Journaling, I love it. I have a drawer full of journals just waiting to be read after I am no longer here. There is something cathartic about writing down your thoughts when you feel like your world is falling apart. My journey through the written word began during a time of great distress, a time of personal heartache and pain when my oldest granddaughter, who is 17 now but who was 2 at the time, was moved three thousand miles away from me. This may seem like a small thing to some but you should understand that I had played a major role in raising her up to that point. It was as if my own child had been ripped out of my arms and I had no idea when I would ever see her again. Praying became difficult. My mind could not seem to get past the pain long enough to pray in any meaningful way. My thoughts were all over the place and prayer seemed like a futile effort. After many days of feeling that my prayers could not possibly make any sense to God, they certainly didn't to me, (how little I understood of his awesome power) it came to me that perhaps if I would write down my feelings I would be able to tell God exactly what I needed.
And so it began. I filled journal after journal, pouring out my heart, writing down my most urgent needs and feeling better with each entry. I was onto something, I thought it was all my idea but of course had I really thought about it I would have realized that God himself had put the pen in my hand. Did he need me to write to him, of course not, he knew my sorrow before a word was written but he also understood that I needed to communicate with him, to feel comforted by him and if writing my prayers would allow me to do that then God himself would show me how. What I couldn't seem to organize in my thoughts was very easy to organize when pen was put to paper. Thank you Father.
Many journals and several years later I have stopped being so diligent about writing down my prayers and once again I am struggling to organize my thoughts. So as of this day I am going to begin anew the journey of journaling.

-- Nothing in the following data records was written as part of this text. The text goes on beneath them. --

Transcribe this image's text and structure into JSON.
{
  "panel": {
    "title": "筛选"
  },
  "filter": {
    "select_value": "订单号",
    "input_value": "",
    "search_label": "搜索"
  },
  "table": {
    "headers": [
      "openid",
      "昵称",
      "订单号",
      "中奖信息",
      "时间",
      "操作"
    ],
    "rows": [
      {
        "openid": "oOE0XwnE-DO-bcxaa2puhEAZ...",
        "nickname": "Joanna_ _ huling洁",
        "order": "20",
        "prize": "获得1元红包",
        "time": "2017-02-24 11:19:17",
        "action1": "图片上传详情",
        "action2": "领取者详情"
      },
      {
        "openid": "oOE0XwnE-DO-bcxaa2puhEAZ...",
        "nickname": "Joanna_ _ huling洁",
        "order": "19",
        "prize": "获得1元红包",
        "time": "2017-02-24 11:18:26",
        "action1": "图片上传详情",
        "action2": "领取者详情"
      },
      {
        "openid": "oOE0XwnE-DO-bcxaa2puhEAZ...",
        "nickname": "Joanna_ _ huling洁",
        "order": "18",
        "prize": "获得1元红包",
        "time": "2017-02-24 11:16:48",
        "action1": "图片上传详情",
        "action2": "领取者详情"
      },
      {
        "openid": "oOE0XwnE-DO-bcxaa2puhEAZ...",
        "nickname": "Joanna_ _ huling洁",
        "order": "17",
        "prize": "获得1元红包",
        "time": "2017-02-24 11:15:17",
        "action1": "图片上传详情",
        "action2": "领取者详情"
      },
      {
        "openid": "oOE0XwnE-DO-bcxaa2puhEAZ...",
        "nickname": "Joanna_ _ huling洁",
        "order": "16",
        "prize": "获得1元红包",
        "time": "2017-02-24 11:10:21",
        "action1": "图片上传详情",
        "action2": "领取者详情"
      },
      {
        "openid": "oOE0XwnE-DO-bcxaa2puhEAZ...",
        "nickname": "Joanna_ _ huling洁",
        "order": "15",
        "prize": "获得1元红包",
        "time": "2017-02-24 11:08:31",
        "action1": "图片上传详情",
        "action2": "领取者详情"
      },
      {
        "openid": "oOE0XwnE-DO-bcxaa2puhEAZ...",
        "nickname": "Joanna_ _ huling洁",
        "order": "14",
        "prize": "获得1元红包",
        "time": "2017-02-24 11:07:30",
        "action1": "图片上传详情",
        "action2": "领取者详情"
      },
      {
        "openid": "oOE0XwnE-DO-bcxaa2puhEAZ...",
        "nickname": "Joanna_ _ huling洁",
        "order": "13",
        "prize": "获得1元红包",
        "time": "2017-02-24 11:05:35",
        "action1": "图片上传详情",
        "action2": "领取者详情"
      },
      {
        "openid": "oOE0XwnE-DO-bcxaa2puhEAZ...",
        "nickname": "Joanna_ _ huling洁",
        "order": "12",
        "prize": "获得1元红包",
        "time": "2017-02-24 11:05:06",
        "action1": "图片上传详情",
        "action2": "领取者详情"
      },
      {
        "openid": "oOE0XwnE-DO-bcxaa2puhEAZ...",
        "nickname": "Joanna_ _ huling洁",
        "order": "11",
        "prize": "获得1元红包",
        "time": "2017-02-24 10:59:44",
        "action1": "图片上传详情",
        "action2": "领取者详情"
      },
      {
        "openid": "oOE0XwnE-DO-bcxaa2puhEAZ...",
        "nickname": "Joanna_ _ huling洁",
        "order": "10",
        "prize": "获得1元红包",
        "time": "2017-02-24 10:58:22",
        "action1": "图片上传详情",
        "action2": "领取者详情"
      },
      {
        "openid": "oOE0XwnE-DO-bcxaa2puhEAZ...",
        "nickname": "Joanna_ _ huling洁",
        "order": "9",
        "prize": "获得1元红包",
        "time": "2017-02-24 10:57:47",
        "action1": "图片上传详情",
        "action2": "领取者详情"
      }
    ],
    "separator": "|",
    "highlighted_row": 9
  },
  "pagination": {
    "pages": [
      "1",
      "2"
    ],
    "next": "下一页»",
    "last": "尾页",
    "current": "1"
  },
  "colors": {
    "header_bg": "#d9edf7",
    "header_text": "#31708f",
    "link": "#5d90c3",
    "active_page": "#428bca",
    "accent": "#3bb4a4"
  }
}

Prayer is a powerful tool, one we should utilize on a daily basis, for just as our bodies need regular cleansing so do our minds. We think nothing of scrubbing the dirt and filth off of our outer being but what of our inner soul? I don't know about you but this woman is a sinner saved by the grace of God through faith in Jesus Christ. Everyday I need him but not everyday do I call on him. Some days my prayers are no more then a cursory attempt at communing with God. I need to be more disciplined, for my own welfare and peace of mind. Afterall, he knows when I am making a halfhearted effort. I think it must be something like being the parent of an adolescent, (albeit on a much, much grander scale) we care so deeply about our children and want to help them but they ignore us and brush us off as if we don't matter. Trying to get them to talk to us is next to impossible and even though we know we can help them they leave us out and try to solve their problems on their own.
When my heart is broken he can mend it, when my world is upside down he can set it right again, when the cares and burdens of my daily life threaten to drown me he can keep me from going under. He IS the Alpha, Omega, the beginning and the end, he is the way the truth and the life and no one gets to the Father but by him. He will never leave me nor forsake me.
Why is it, that when a loved one is in trouble, we exhaust every avenue trying to help them ourselves before we call on the one who knows just what to do? We keep God tucked away in a box pulling him out only when we realize WE cannot fix the problem. In the mean time we have suffered countless hours, days or weeks of needless pain and heartache, all because of pride.
Prayer, it is the best tool in the tool box. I feel quite sure, if I use it, God will fix me.